THREE (3) QUALITIES OF A GOOD QUALITATIVE FINANCIAL STATEMENT ANALYST
ABILITY TO UNDERSTAND THE UNWRITTEN LANGUAGE OF ECONOMIC INDICATORS
Economic indicators carry both written and unwritten messages. Your ability to hear the unwritten part of the communication between a company and the economy both at the micro and macro level is what distinguishes success investors and those that failed while trying to delve into the world of investment. Remove bias and sentiment, then ask yourself questions that will reveal the true implication of government policies or potential government policies on major information contained in the financial statement you are analysing. If for example you read a statement made by the chairman or one of the directors about importation of certain components used in the manufacturing of a company’s product, ask yourself; what effect will lax monetary policy of the source country have on the product being imported for use by our target company? There are so many ways of reading to understand the unspoken language of government policies and economic indicators, just make use of a fraction of the over 14 billion cells in your brain.
ABILITY TO SEE THE INTENT OF MANAGERS BEFORE THEY BECOME OBVIOUS
There is a load of information in the accounts of corporate bodies that serves as green light to better or worse tomorrow. Carefully read the different documents that are contained in the financial statement and then establish a form of correlation to see where the vehicle is going to. It is not enough to only read the chairman’s report and take every single word you find there on their face meaning- probe a little. This is easily done by pulling words from different documents to see if they added up.
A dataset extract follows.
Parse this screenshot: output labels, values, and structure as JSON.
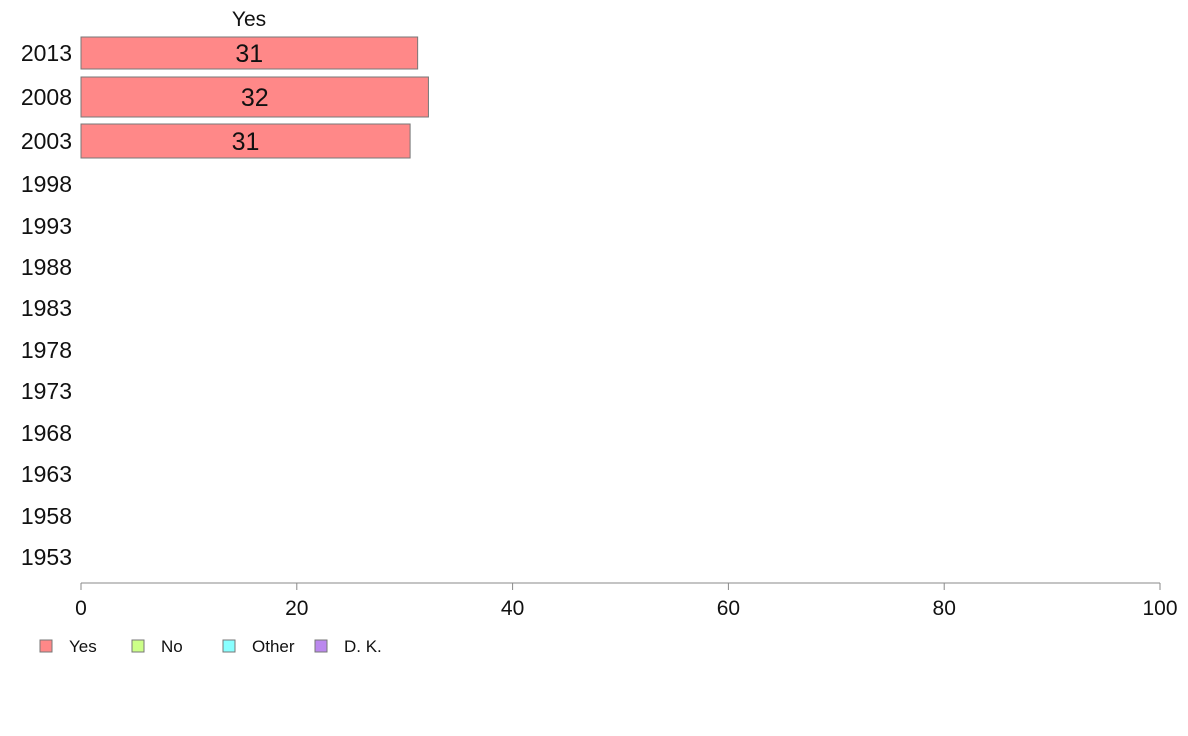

ABILITY TO SENSE THE TREE ELEMENTS NEEDED FOR A FRAUD TRIANGLE TO BE COMPLETE:
What is the point of staking your money in a venture if you are not certain that your capital will be safe? Although there are government agencies bestowed with the sole responsibly of fighting fraud and economic crime, we still need to look out for warning signs. After all, major frauds in our time and in the past have all escaped the watch of the so-called antifraud bodies. You need to do what I called “track record forensics” on the members of the board of directors as part of the qualitative financial statement analysis- very essential, yet neglected by many.
CONCLUSION
In as much as you need to be friendly with numbers for you to have the appetite to analyse and interpret financial statement of a company, the scope of financial statement analysis go far beyond the use of complex and often confusing mathematical models for analysis.